Sigit menilai keseimbangan antara perlindungan pekerja dan keberlangsungan perusahaan semakin penting di tengah dinamika ekonomi dan kondisi geopolitik global yang turut memengaruhi dunia usaha serta sektor ketenagakerjaan di Indonesia.
Karena itu, Sigit mengingatkan kalangan pengusaha agar tidak sekadar memandang pekerja sebagai tenaga kerja, tetapi juga sebagai aset, mitra, dan bagian dari keluarga besar perusahaan.
Upaya meningkatkan kesejahteraan buruh, menurut Sigit, harus berjalan beriringan dengan menjaga perusahaan agar tetap hidup dan berkembang.
"Kalau kita bicara kesejahteraan buruh, perusahaannya juga harus tetap hidup dan berkembang.

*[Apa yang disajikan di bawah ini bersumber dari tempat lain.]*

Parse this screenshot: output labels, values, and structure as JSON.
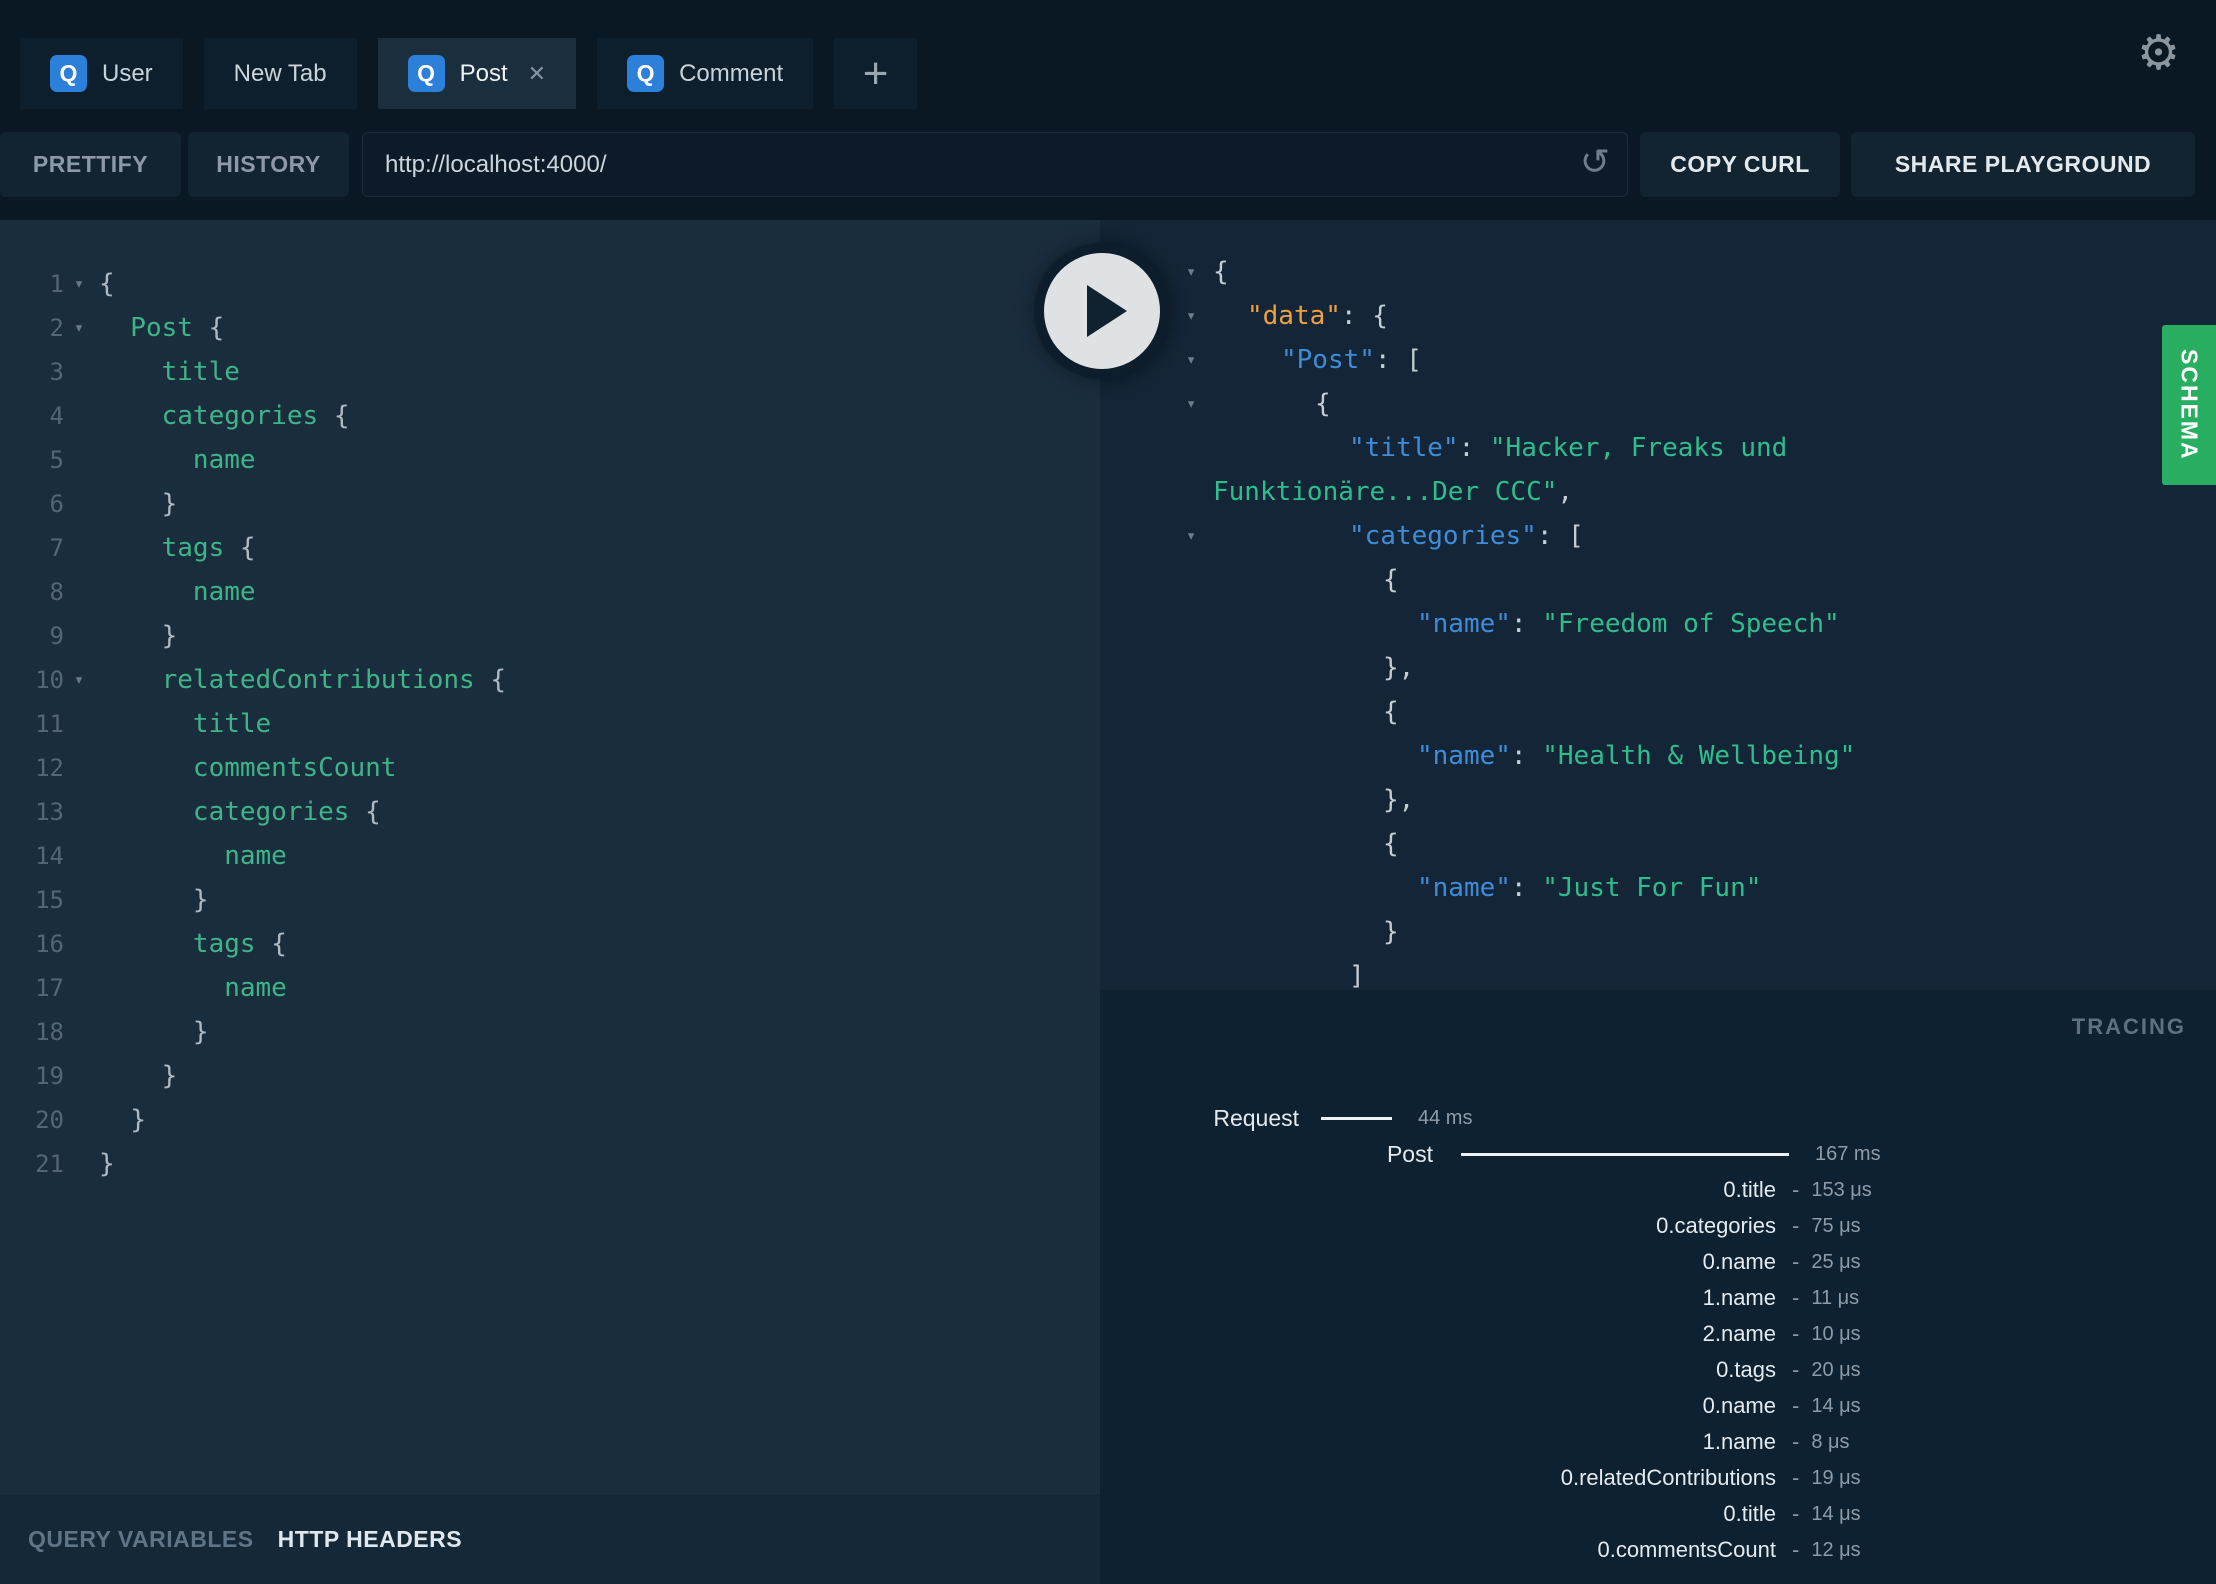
{
  "icons": {
    "gear": "⚙",
    "reload": "↺",
    "close": "✕",
    "collapse": "▾",
    "query_badge": "Q"
  },
  "tabs": [
    {
      "label": "User",
      "has_icon": true,
      "active": false,
      "closable": false
    },
    {
      "label": "New Tab",
      "has_icon": false,
      "active": false,
      "closable": false
    },
    {
      "label": "Post",
      "has_icon": true,
      "active": true,
      "closable": true
    },
    {
      "label": "Comment",
      "has_icon": true,
      "active": false,
      "closable": false
    }
  ],
  "new_tab_button": "+",
  "toolbar": {
    "prettify": "PRETTIFY",
    "history": "HISTORY",
    "url": "http://localhost:4000/",
    "copy_curl": "COPY CURL",
    "share": "SHARE PLAYGROUND"
  },
  "editor": {
    "lines": [
      {
        "n": 1,
        "arrow": true,
        "code": "{"
      },
      {
        "n": 2,
        "arrow": true,
        "code": "  Post {"
      },
      {
        "n": 3,
        "arrow": false,
        "code": "    title"
      },
      {
        "n": 4,
        "arrow": false,
        "code": "    categories {"
      },
      {
        "n": 5,
        "arrow": false,
        "code": "      name"
      },
      {
        "n": 6,
        "arrow": false,
        "code": "    }"
      },
      {
        "n": 7,
        "arrow": false,
        "code": "    tags {"
      },
      {
        "n": 8,
        "arrow": false,
        "code": "      name"
      },
      {
        "n": 9,
        "arrow": false,
        "code": "    }"
      },
      {
        "n": 10,
        "arrow": true,
        "code": "    relatedContributions {"
      },
      {
        "n": 11,
        "arrow": false,
        "code": "      title"
      },
      {
        "n": 12,
        "arrow": false,
        "code": "      commentsCount"
      },
      {
        "n": 13,
        "arrow": false,
        "code": "      categories {"
      },
      {
        "n": 14,
        "arrow": false,
        "code": "        name"
      },
      {
        "n": 15,
        "arrow": false,
        "code": "      }"
      },
      {
        "n": 16,
        "arrow": false,
        "code": "      tags {"
      },
      {
        "n": 17,
        "arrow": false,
        "code": "        name"
      },
      {
        "n": 18,
        "arrow": false,
        "code": "      }"
      },
      {
        "n": 19,
        "arrow": false,
        "code": "    }"
      },
      {
        "n": 20,
        "arrow": false,
        "code": "  }"
      },
      {
        "n": 21,
        "arrow": false,
        "code": "}"
      }
    ]
  },
  "response": {
    "lines": [
      {
        "arrow": true,
        "level": 0,
        "segs": [
          {
            "c": "p",
            "t": "{"
          }
        ]
      },
      {
        "arrow": true,
        "level": 1,
        "segs": [
          {
            "c": "kd",
            "t": "\"data\""
          },
          {
            "c": "p",
            "t": ": {"
          }
        ]
      },
      {
        "arrow": true,
        "level": 2,
        "segs": [
          {
            "c": "k",
            "t": "\"Post\""
          },
          {
            "c": "p",
            "t": ": ["
          }
        ]
      },
      {
        "arrow": true,
        "level": 3,
        "segs": [
          {
            "c": "p",
            "t": "{"
          }
        ]
      },
      {
        "arrow": false,
        "level": 4,
        "segs": [
          {
            "c": "k",
            "t": "\"title\""
          },
          {
            "c": "p",
            "t": ": "
          },
          {
            "c": "v",
            "t": "\"Hacker, Freaks und"
          }
        ]
      },
      {
        "arrow": false,
        "level": 0,
        "segs": [
          {
            "c": "v",
            "t": "Funktionäre...Der CCC\""
          },
          {
            "c": "p",
            "t": ","
          }
        ]
      },
      {
        "arrow": true,
        "level": 4,
        "segs": [
          {
            "c": "k",
            "t": "\"categories\""
          },
          {
            "c": "p",
            "t": ": ["
          }
        ]
      },
      {
        "arrow": false,
        "level": 5,
        "segs": [
          {
            "c": "p",
            "t": "{"
          }
        ]
      },
      {
        "arrow": false,
        "level": 6,
        "segs": [
          {
            "c": "k",
            "t": "\"name\""
          },
          {
            "c": "p",
            "t": ": "
          },
          {
            "c": "v",
            "t": "\"Freedom of Speech\""
          }
        ]
      },
      {
        "arrow": false,
        "level": 5,
        "segs": [
          {
            "c": "p",
            "t": "},"
          }
        ]
      },
      {
        "arrow": false,
        "level": 5,
        "segs": [
          {
            "c": "p",
            "t": "{"
          }
        ]
      },
      {
        "arrow": false,
        "level": 6,
        "segs": [
          {
            "c": "k",
            "t": "\"name\""
          },
          {
            "c": "p",
            "t": ": "
          },
          {
            "c": "v",
            "t": "\"Health & Wellbeing\""
          }
        ]
      },
      {
        "arrow": false,
        "level": 5,
        "segs": [
          {
            "c": "p",
            "t": "},"
          }
        ]
      },
      {
        "arrow": false,
        "level": 5,
        "segs": [
          {
            "c": "p",
            "t": "{"
          }
        ]
      },
      {
        "arrow": false,
        "level": 6,
        "segs": [
          {
            "c": "k",
            "t": "\"name\""
          },
          {
            "c": "p",
            "t": ": "
          },
          {
            "c": "v",
            "t": "\"Just For Fun\""
          }
        ]
      },
      {
        "arrow": false,
        "level": 5,
        "segs": [
          {
            "c": "p",
            "t": "}"
          }
        ]
      },
      {
        "arrow": false,
        "level": 4,
        "segs": [
          {
            "c": "p",
            "t": "]"
          }
        ]
      }
    ]
  },
  "schema_tab": "SCHEMA",
  "tracing": {
    "title": "TRACING",
    "rows": [
      {
        "kind": "bar",
        "label": "Request",
        "label_width": 199,
        "line_gap": 22,
        "line_width": 71,
        "value": "44 ms"
      },
      {
        "kind": "bar",
        "label": "Post",
        "label_width": 333,
        "line_gap": 28,
        "line_width": 328,
        "value": "167 ms"
      },
      {
        "kind": "leaf",
        "label": "0.title",
        "value": "153 μs"
      },
      {
        "kind": "leaf",
        "label": "0.categories",
        "value": "75 μs"
      },
      {
        "kind": "leaf",
        "label": "0.name",
        "value": "25 μs"
      },
      {
        "kind": "leaf",
        "label": "1.name",
        "value": "11 μs"
      },
      {
        "kind": "leaf",
        "label": "2.name",
        "value": "10 μs"
      },
      {
        "kind": "leaf",
        "label": "0.tags",
        "value": "20 μs"
      },
      {
        "kind": "leaf",
        "label": "0.name",
        "value": "14 μs"
      },
      {
        "kind": "leaf",
        "label": "1.name",
        "value": "8 μs"
      },
      {
        "kind": "leaf",
        "label": "0.relatedContributions",
        "value": "19 μs"
      },
      {
        "kind": "leaf",
        "label": "0.title",
        "value": "14 μs"
      },
      {
        "kind": "leaf",
        "label": "0.commentsCount",
        "value": "12 μs"
      }
    ]
  },
  "footer": {
    "query_variables": "QUERY VARIABLES",
    "http_headers": "HTTP HEADERS"
  }
}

Di situlah kita harus menemukan titik keseimbangan untuk kepentingan bersama," katanya.
Kolaborasi Diharapkan Buka Lebih Banyak Lapangan Kerja
Sigit optimistis Indonesia akan semakin kuat apabila pemerintah, pengusaha, investor, dan pekerja mampu menjaga komunikasi serta bekerja bersama menghadapi berbagai tantangan ekonomi dan ketenagakerjaan.
Kolaborasi seluruh unsur tersebut diyakini dapat memperkuat program hilirisasi sekaligus membuka lebih banyak lapangan pekerjaan dan meningkatkan kesejahteraan masyarakat.
Sigit menilai semangat kebersamaan antara pemerintah, dunia usaha, investor, dan pekerja menjadi salah satu faktor penting untuk mendukung Indonesia mencapai status negara maju.
"Dengan semangat kebersamaan antara pengusaha, investor, buruh dan pemerintah, kita yakin Indonesia bisa mencapai cita-citanya menjadi negara maju," katanya.